I know I don’t write here much anymore. Guess I’m too busy living life instead of recording it and that’s ok. Things are good. Life is good. I am blessed and fortunate.

Legs are aching like crazy right now, part of my non-sleeping I’m sure. Although I passed out on top of a puppy pillow pet and a princess dress complete with magic wand from the dollar bin at Target. Comfy really. But back to the leg issue. The running is going great. I’m in training mode for a half marathon in April and am currently just trying to increase mileage and not worry about speed. Which is convenient since I’m pretty slow. But the legs….they ache like growing pains or something. There are a few remedies I can try to see if that helps. I’m old I guess.

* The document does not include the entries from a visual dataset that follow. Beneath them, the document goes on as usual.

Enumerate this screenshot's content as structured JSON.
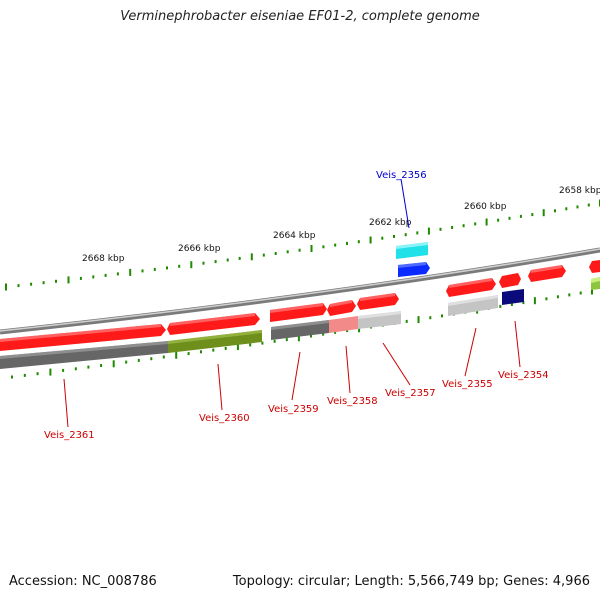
{
  "title": "Verminephrobacter eiseniae EF01-2, complete genome",
  "footer": {
    "accession": "Accession: NC_008786",
    "summary": "Topology: circular; Length: 5,566,749 bp; Genes: 4,966"
  },
  "scale": {
    "color": "#1f8a00",
    "labels": [
      "2668 kbp",
      "2666 kbp",
      "2664 kbp",
      "2662 kbp",
      "2660 kbp",
      "2658 kbp"
    ]
  },
  "colors": {
    "backbone": "#8a8a8a",
    "gene_label": "#cc0000",
    "highlight_label": "#0000cc"
  },
  "genes": [
    {
      "id": "Veis_2361",
      "strand": "+",
      "color": "#ff1a1a",
      "cog_color": "#6b6b6b"
    },
    {
      "id": "Veis_2360",
      "strand": "+",
      "color": "#ff1a1a",
      "cog_color": "#6e8f1c"
    },
    {
      "id": "Veis_2359",
      "strand": "+",
      "color": "#ff1a1a",
      "cog_color": "#6b6b6b"
    },
    {
      "id": "Veis_2358",
      "strand": "+",
      "color": "#ff1a1a",
      "cog_color": "#f28a8a"
    },
    {
      "id": "Veis_2357",
      "strand": "+",
      "color": "#ff1a1a",
      "cog_color": "#c4c4c4"
    },
    {
      "id": "Veis_2356",
      "strand": "-",
      "color": "#0a2aff",
      "cog_color": "#20e0e8"
    },
    {
      "id": "Veis_2355",
      "strand": "+",
      "color": "#ff1a1a",
      "cog_color": "#c4c4c4"
    },
    {
      "id": "Veis_2354",
      "strand": "+",
      "color": "#ff1a1a",
      "cog_color": "#0a0a7a"
    }
  ]
}
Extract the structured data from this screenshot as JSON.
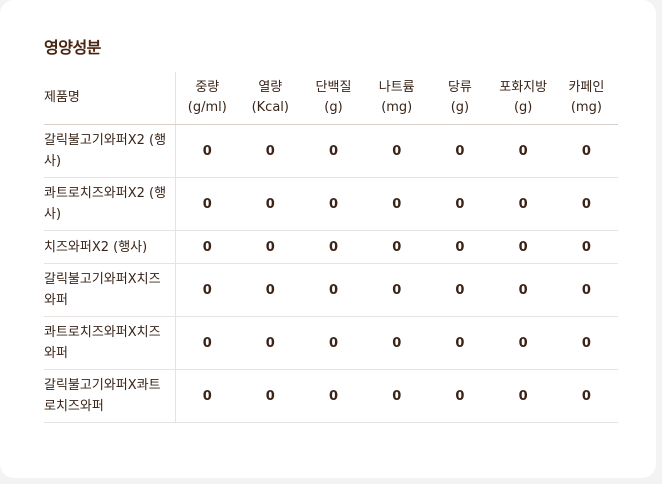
{
  "title": "영양성분",
  "columns": {
    "name": "제품명",
    "weight": [
      "중량",
      "(g/ml)"
    ],
    "calories": [
      "열량",
      "(Kcal)"
    ],
    "protein": [
      "단백질",
      "(g)"
    ],
    "sodium": [
      "나트륨",
      "(mg)"
    ],
    "sugar": [
      "당류",
      "(g)"
    ],
    "satfat": [
      "포화지방",
      "(g)"
    ],
    "caffeine": [
      "카페인",
      "(mg)"
    ]
  },
  "rows": [
    {
      "name": "갈릭불고기와퍼X2 (행사)",
      "values": [
        "0",
        "0",
        "0",
        "0",
        "0",
        "0",
        "0"
      ]
    },
    {
      "name": "콰트로치즈와퍼X2 (행사)",
      "values": [
        "0",
        "0",
        "0",
        "0",
        "0",
        "0",
        "0"
      ]
    },
    {
      "name": "치즈와퍼X2 (행사)",
      "values": [
        "0",
        "0",
        "0",
        "0",
        "0",
        "0",
        "0"
      ]
    },
    {
      "name": "갈릭불고기와퍼X치즈와퍼",
      "values": [
        "0",
        "0",
        "0",
        "0",
        "0",
        "0",
        "0"
      ]
    },
    {
      "name": "콰트로치즈와퍼X치즈와퍼",
      "values": [
        "0",
        "0",
        "0",
        "0",
        "0",
        "0",
        "0"
      ]
    },
    {
      "name": "갈릭불고기와퍼X콰트로치즈와퍼",
      "values": [
        "0",
        "0",
        "0",
        "0",
        "0",
        "0",
        "0"
      ]
    }
  ]
}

Work is good in its weird way. I’m in the midst of planning a pretty big event and being the worrier that I am, its stressing me a bit. But I think I’ve finally found a venue that should work as long as a zillion people don’t show up. But if they do, that would be a success in itself. I need to stop thinking so much and do better at taking charge, making decisions and being more aggressive in a way with this job. That’s a new role for me and is taking some getting used to. My own confidence in my abilities is sometimes fragile.

The holidays are fast approaching and I suppose we are about ready. I did the majority of shopping online this year and I have to say, it was one of my better ideas. Ha. Kiddo is pretty excited about Christmas. The Accountant and I have been leaving her little treats under the tree at random times from Santa. Her excitement is quite entertaining. She’s been doing this sweet thing lately of just as I close her door at bedtime to leave she’ll say “mommy?” I’ll say “yes sweetie?” and she’ll say “I love you mommy”. Good grief it melts me every time.

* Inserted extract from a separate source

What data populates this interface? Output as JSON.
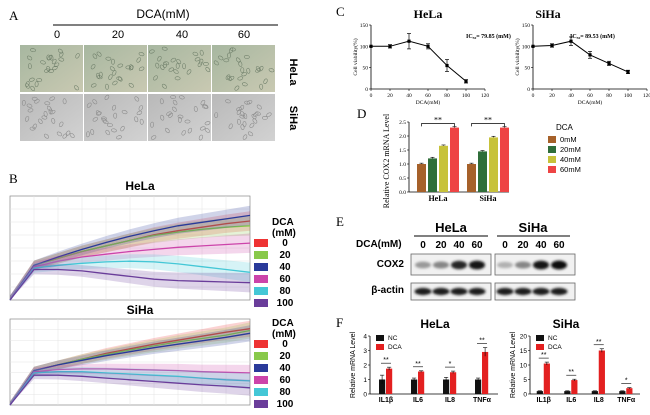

And now its 3:03 and I’m going to try sleeping.

these legs don’t sleep, they party

11 Oct

Like nursing home residents party. As in with leg cramps, aches, stiffness and joint pain. Yes, I’m up at 2 am with the new initiative, “Candy for Pee” (more on that another time, lets just call it an incentive program for nighttime potty training for now shall we?) and my soon to be 36 year old aching gams. I’m going to just pretend that it’s my legs becoming more muscular and less jiggly but then again, I do like to try and fool myself at times. Truth be told, I probably just need more potassium or some such but that’s not as exciting.

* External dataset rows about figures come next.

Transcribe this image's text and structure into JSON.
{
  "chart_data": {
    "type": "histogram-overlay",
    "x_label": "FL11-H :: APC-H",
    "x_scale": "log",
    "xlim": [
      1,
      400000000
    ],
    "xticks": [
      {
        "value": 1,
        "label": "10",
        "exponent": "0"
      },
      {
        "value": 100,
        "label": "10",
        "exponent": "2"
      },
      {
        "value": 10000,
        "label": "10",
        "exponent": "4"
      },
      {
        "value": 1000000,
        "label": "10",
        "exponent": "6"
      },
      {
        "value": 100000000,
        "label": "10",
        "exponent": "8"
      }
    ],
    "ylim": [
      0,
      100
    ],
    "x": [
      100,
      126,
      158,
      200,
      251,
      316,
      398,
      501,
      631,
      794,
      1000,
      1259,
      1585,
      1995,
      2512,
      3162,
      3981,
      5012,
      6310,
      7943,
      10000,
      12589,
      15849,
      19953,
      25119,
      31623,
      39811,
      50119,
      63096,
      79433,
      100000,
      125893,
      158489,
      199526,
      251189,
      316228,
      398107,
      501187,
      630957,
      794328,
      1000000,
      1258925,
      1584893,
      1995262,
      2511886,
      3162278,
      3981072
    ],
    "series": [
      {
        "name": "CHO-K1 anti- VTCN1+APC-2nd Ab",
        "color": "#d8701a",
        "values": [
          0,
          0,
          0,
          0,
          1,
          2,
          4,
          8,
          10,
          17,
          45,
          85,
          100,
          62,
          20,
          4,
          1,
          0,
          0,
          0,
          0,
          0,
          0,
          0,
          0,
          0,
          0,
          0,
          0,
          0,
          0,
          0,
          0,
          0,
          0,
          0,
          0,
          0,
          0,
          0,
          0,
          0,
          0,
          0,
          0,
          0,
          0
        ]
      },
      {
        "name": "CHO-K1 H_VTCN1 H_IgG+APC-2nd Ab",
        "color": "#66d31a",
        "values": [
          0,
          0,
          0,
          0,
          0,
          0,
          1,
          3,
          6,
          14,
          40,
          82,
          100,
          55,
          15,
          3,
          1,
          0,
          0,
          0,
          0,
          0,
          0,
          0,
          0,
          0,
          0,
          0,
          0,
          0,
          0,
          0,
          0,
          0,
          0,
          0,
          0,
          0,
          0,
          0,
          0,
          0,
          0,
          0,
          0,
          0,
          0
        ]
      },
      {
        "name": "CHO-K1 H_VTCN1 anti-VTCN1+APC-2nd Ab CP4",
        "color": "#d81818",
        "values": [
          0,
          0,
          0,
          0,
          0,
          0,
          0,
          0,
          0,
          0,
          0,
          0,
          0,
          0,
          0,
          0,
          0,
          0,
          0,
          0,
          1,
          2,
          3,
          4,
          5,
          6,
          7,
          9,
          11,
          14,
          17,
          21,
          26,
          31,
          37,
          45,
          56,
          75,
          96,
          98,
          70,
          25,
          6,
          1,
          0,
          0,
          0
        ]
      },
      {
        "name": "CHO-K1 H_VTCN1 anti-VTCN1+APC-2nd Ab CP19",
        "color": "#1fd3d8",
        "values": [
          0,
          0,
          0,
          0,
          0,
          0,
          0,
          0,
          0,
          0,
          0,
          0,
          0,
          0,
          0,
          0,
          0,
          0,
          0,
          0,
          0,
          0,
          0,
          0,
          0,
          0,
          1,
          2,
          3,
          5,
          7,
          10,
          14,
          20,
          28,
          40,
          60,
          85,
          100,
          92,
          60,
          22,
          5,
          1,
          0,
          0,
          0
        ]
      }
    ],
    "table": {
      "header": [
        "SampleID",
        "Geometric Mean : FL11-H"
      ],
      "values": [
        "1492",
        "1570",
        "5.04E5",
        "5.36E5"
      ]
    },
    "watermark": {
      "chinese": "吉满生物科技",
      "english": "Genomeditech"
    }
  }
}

I know I’m rambling but did I mention that its 2:30 am and I am sleep deprived? I think I get this sleep disorder thing from my dear father. Up at all hours, sitting up in bed, sitting in the recliner (I haven’t gotten to that point yet but its just a matter of time), getting a drink of water, taking some tylenol, and all manner of other exciting insomniac night owl activities. I’m even considering a peanut butter sandwich right now and I don’t even LIKE peanut butter sandwiches. I am clearly delirious. Oh, hello Prince earworm, do come join the party won’t you? ♫ I get delirious whenever you’re near…♫

Another thing I sometimes do with I can’t sleep? Besides talk all crazy on this blog? Peruse quotes. Here’s a rather lengthy one that I found interesting. I’ll share it with the rest of you WHO ARE SLEEPING RIGHT NOW so that you may enjoy it when you wake up. I hate you all. (j/k really).

It’s at night, when perhaps we should be dreaming, that the mind is most clear, that we are most able to hold all our life in the palm of our skull. I don’t know if anyone has ever pointed out that great attraction of insomnia before, but it is so; the night seems to release a little more of our vast backward inheritance of instincts and feelings; as with the dawn, a little honey is allowed to ooze between the lips of the sandwich, a little of the stuff of dreams to drip into the waking mind. I wish I believed, as J. B. Priestley did, that consciousness continues after disembodiment or death, not forever, but for a long while. Three score years and ten is such a stingy ration of time, when there is so much time around. Perhaps that’s why some of us are insomniacs; night is so precious that it would be pusillanimous to sleep all through it! A “bad night” is not always a bad thing.